Now, at the age of ninety-nine, God again restates His covenant with Abram: “I will make My covenant between Me and you and will greatly increase your numbers….No longer will you be called Abram; your name will be Abraham, for I have made you a father of many nations. I will make you very fruitful; I will make nations of you, and kings will come from you. I will establish My covenant as an everlasting covenant between Me and you and your descendants after you for the generations to come, to be your God and the God of your descendants after you. The whole land of Canaan, where you now reside as a foreigner, I will give as an everlasting possession to you and your descendants after you; and I will be their God” (Genesis 17:2-8).
Do we see how many “I will” statements God said there? “I will make the covenant. I will make you fruitful. I will make nations of you. I will establish My covenant. I will give the land of Canaan to you and your descendants. I will be their God.” These were not things Abraham would do, but God, who is sufficient, did.
God did not let the disobedience of Abraham and his wife be the end of the story; instead, He graciously stepped into their lives, reaffirming His covenant and reassuring them of His faithfulness. The Gospel is about this same reality: we are saved not because of what we did, but because of what Christ did on the cross.
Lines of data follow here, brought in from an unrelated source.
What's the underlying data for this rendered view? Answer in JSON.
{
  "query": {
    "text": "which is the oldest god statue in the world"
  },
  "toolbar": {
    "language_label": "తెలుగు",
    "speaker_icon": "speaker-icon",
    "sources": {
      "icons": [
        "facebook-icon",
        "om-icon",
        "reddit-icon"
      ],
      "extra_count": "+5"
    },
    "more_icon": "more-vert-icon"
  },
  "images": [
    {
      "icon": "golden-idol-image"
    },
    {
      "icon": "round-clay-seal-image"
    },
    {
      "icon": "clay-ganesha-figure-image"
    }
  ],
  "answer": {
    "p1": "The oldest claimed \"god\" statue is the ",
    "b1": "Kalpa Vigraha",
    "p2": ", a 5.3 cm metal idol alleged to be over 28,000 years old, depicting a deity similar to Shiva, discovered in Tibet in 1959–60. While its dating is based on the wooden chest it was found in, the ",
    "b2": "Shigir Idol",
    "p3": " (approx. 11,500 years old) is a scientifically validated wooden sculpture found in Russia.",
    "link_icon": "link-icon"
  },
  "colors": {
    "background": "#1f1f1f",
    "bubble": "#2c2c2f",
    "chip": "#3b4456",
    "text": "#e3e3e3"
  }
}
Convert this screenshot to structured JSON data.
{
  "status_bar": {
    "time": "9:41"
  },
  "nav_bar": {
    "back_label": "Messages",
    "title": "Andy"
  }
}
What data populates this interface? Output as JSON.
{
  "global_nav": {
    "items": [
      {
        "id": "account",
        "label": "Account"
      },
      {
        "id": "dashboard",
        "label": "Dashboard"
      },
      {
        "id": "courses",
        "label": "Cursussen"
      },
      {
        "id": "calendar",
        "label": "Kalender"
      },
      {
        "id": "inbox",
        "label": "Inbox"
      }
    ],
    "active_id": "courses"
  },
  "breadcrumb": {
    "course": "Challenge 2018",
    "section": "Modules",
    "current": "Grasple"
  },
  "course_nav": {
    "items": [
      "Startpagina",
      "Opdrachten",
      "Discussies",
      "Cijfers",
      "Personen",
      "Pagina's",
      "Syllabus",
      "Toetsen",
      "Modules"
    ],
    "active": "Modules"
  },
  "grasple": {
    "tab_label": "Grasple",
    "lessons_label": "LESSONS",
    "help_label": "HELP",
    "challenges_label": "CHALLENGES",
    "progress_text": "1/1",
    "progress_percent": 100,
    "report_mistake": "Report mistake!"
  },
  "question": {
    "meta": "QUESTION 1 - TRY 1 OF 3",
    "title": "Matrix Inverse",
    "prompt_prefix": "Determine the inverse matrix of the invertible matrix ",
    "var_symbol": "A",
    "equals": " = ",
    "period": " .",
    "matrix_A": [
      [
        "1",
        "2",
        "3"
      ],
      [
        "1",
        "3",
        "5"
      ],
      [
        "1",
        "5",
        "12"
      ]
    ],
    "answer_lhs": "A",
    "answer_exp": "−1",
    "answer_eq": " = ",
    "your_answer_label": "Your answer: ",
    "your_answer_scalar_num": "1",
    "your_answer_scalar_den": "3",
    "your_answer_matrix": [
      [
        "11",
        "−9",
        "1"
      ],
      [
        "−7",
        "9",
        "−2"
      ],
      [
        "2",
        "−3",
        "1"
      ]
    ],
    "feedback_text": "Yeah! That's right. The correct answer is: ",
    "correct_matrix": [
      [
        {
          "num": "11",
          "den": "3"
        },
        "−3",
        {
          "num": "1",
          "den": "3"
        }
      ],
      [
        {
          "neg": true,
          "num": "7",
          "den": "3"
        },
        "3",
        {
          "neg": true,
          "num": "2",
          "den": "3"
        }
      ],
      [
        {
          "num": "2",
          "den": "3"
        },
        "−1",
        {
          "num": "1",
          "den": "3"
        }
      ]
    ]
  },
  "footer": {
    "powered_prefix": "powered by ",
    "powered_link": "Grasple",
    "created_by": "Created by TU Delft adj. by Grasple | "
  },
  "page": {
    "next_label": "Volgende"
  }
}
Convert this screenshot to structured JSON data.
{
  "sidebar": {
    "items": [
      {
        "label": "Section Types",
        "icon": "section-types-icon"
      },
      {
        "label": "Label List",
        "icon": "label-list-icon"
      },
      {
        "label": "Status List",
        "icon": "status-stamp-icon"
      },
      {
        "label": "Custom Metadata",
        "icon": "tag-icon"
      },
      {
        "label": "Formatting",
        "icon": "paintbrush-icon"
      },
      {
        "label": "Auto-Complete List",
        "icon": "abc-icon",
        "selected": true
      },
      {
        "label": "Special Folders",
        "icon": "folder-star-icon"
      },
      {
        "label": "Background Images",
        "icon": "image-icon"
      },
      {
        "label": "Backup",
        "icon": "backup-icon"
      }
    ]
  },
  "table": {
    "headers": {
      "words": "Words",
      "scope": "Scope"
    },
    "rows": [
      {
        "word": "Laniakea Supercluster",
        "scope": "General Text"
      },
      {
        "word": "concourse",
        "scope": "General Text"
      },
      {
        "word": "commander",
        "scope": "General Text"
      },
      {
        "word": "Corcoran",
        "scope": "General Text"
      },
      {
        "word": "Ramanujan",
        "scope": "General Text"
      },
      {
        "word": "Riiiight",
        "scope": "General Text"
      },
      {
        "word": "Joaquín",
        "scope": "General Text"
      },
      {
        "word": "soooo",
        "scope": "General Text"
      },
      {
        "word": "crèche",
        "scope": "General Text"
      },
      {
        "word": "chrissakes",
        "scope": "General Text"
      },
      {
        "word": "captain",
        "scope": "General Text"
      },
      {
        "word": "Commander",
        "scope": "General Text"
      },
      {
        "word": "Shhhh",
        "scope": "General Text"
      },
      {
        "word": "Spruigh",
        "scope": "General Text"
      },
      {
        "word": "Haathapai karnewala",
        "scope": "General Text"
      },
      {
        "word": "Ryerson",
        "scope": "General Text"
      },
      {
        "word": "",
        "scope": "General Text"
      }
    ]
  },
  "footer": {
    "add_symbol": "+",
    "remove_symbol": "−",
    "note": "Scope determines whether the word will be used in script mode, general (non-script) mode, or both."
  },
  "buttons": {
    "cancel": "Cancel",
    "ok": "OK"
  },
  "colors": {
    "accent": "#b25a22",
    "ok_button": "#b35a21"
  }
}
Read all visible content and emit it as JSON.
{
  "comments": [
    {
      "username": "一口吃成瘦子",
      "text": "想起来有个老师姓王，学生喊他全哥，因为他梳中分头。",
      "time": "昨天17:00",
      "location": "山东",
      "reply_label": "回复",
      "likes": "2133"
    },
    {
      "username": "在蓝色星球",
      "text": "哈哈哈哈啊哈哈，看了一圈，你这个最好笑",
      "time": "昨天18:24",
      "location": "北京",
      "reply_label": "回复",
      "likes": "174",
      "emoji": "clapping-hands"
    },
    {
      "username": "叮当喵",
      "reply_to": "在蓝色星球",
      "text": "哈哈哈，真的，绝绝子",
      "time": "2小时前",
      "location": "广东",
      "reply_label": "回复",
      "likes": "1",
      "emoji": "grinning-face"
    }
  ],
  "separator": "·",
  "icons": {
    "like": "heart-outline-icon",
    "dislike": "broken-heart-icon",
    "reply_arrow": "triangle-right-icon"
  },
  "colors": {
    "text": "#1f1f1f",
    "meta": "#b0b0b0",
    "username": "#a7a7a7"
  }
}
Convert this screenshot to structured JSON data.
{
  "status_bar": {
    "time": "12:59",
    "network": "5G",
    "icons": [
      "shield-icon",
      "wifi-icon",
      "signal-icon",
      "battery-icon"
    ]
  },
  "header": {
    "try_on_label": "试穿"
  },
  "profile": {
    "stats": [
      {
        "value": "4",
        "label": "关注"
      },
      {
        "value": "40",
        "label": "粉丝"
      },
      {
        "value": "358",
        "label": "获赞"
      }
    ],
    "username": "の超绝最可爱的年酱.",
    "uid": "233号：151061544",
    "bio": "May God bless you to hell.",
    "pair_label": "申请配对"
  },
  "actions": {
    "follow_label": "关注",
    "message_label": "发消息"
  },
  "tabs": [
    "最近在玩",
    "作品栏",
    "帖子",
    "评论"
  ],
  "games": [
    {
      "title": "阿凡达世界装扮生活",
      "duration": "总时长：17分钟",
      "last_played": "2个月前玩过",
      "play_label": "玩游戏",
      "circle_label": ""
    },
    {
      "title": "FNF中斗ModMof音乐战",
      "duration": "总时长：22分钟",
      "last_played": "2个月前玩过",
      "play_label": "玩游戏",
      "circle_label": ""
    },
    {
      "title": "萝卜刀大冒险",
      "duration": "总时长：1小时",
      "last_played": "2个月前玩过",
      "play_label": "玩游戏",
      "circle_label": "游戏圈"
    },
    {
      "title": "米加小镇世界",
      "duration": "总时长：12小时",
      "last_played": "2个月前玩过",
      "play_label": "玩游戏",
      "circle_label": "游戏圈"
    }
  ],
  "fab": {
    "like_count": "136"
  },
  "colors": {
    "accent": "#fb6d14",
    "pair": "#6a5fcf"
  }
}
Likewise, we are now meant to live in Christ, His power and His resources. As Jesus said to Paul in 2 Corinthians 12:9, “My grace is sufficient for you, for My power is made perfect in weakness.”
Ultimately, we live our Christian life in dependence upon Christ at work within us. Are we trying to live in self-sufficiency, or are we living in the sufficiency of who He is?
PRAYER: Lord God, You alone are all-sufficient. Thank You for being my strength and for always being faithful to the promises You have made. Praise You!